The topic was once again was me, you, them in friendships.
" Am I this mean awful person?
What is wrong with me ?
Is it me ?
What did I do?
How could she have done that to me?
Who does that?
What on freaking earth !
After all Ive done for him!
Why would she do this ?"
Any of these sound familiar ?
Seriously I'm not relationship expert , but I have said some of these things, only to have a glass of wine with tears , fall asleep and wake up "All better". Still I know it can be heavy on some folks hearts. It use to be on mine. It use to be that if EVERY SINGLE RELATIONSHIP in my life wasn't intact and OK it would drive me batty! I was a hot mess, it tortured me and would not let me rest until things either got talked about and resolved or we both pretended everything was OK again. Until I grew up ...
You see now that I know what it feels like to leave ALL my friends behind and I've been given the gift or starting over and rebuilding friendships, I have learned that the secret to having good friends is to examine what kind of friend I am, what kind of a friend or human I am not and what kind of friend do I want to be.
First of all, I don't pack much punch in the area of beauty , talents and abilities, Im short, fluffy average and simple and once I realized that I had to think about what on earth could i offer any one! Im not the popular one and I didn't have much so I came up with this...
" When I die I want people to remember me by my love for them, not because they did something for me or gave me anything, just because they were authentic with me and let me be authentic with them.

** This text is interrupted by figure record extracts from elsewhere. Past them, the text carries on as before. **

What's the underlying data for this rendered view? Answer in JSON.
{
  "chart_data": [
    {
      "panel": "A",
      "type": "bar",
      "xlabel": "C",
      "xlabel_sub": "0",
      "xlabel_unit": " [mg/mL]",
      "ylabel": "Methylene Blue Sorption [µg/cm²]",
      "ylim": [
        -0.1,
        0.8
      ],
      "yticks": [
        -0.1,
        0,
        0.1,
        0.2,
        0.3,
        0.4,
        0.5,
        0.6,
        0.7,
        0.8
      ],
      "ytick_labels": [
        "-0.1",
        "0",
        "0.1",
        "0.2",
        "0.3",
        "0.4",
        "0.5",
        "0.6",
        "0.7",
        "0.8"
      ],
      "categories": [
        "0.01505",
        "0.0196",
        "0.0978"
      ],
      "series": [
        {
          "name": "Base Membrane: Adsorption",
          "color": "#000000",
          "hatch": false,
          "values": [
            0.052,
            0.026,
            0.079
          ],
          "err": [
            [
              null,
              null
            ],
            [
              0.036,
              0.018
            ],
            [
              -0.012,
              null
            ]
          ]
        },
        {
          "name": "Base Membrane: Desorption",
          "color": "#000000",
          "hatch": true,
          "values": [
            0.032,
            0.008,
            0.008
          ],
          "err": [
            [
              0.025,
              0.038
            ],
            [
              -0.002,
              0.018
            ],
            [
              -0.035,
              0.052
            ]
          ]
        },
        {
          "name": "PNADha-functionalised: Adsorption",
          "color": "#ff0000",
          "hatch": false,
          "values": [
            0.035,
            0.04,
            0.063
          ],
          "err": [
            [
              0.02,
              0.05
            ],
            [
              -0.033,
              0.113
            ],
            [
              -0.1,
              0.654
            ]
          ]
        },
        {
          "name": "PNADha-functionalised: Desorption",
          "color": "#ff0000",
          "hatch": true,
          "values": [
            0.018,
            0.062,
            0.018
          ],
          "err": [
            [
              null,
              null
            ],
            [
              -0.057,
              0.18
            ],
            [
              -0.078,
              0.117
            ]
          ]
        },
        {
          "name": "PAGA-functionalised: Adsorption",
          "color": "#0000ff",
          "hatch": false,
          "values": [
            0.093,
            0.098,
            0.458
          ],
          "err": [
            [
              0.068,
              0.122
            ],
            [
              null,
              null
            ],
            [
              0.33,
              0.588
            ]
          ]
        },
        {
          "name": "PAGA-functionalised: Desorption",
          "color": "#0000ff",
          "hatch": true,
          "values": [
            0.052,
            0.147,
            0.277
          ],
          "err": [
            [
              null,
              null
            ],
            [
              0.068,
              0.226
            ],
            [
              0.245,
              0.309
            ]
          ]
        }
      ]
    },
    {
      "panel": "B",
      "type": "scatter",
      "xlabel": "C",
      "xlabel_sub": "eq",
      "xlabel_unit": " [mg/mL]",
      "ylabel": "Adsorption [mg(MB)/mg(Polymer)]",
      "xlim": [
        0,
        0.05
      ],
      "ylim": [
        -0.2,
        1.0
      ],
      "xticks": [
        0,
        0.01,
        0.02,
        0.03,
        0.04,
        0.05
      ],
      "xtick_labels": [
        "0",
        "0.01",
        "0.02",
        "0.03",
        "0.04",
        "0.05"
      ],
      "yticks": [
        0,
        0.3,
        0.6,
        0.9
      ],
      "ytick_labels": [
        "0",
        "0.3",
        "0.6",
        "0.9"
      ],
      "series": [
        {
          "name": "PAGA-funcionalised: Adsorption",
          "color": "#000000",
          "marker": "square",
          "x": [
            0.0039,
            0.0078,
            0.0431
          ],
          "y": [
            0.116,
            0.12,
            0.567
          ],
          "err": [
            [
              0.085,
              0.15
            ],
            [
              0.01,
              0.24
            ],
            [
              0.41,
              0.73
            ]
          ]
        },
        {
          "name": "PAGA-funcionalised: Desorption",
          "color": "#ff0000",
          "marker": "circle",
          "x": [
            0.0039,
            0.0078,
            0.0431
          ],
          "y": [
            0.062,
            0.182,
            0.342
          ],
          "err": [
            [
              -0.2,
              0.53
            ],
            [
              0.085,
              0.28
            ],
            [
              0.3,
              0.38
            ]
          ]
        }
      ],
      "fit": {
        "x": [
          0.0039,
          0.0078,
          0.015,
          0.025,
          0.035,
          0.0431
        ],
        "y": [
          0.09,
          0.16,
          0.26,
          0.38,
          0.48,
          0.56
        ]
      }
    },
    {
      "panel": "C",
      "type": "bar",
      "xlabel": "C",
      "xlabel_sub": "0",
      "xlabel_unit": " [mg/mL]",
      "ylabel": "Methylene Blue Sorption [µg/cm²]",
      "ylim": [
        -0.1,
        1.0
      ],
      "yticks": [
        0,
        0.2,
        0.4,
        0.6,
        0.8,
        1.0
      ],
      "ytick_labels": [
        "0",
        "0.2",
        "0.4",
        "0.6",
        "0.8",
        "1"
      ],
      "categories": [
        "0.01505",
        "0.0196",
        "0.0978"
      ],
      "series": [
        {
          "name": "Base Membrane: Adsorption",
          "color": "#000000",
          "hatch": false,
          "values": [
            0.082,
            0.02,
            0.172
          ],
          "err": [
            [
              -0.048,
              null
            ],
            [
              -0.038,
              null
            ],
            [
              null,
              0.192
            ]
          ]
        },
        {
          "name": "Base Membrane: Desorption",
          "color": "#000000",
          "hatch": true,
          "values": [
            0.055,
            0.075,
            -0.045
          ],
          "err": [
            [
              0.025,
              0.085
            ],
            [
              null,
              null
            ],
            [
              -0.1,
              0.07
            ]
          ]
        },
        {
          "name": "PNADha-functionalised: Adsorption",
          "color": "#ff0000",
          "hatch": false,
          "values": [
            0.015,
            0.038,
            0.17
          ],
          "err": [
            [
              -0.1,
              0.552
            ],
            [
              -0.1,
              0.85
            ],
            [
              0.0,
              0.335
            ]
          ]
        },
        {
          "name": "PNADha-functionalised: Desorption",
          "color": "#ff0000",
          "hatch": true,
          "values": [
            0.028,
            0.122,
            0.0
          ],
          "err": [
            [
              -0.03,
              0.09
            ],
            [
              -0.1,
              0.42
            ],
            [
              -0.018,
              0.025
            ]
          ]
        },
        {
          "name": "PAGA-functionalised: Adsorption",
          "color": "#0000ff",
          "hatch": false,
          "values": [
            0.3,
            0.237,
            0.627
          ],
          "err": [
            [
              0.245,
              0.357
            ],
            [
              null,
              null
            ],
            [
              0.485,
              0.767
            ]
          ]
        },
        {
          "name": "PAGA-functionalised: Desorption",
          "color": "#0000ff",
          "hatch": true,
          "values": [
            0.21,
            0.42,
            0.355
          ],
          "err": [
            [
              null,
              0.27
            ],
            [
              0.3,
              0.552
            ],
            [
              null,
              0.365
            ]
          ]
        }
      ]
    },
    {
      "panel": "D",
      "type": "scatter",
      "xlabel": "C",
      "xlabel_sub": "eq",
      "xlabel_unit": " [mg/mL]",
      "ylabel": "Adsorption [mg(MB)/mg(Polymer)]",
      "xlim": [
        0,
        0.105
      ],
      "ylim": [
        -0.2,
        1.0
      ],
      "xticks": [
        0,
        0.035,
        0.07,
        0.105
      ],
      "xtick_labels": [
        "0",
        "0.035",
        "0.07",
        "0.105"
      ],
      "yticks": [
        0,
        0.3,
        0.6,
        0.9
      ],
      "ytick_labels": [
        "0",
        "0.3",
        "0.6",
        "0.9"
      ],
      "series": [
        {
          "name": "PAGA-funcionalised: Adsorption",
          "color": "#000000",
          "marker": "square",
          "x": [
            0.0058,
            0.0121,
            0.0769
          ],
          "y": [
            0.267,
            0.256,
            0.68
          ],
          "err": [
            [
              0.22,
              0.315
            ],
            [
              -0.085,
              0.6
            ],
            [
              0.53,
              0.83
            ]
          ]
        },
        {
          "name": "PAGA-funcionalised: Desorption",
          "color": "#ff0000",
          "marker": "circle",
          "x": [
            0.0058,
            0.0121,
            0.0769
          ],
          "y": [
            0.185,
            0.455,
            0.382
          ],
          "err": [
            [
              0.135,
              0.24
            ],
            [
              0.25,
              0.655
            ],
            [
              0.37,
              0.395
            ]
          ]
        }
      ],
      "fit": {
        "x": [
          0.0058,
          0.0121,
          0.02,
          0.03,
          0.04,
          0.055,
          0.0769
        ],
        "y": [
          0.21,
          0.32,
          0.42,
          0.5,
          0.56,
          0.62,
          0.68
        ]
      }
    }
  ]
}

I understand I'm not much but because of that I want to love much, like I said, I don't have a list of accolades to impress you with but I do have a passion and drive to learn how to love you if you let me. It's all Ive got but what I've got is real and its from my heart,
its " authentic ". So when asked questions like the ones above my answers are sort of the same to all of them..." What happened? What part was yours ? Did you own it ? Did it teach you anything about yourself , if yes what ? How will you be a better friend ? " Then I give them permission to let go and remind them, " You are valuable in this friendship, you should be heard, respected, valued and if someone is doing things to you that you would never do to another then maybe you need to make some healthy choices for your self. Maybe you need to realize that there are friends for a season, a reason and a life time and then see what place this person has in your life . As a farm girl we are constantly learning to let go, crops get harvested , others we share, and some just die , but thats OK, there is always another planting season right around the corner.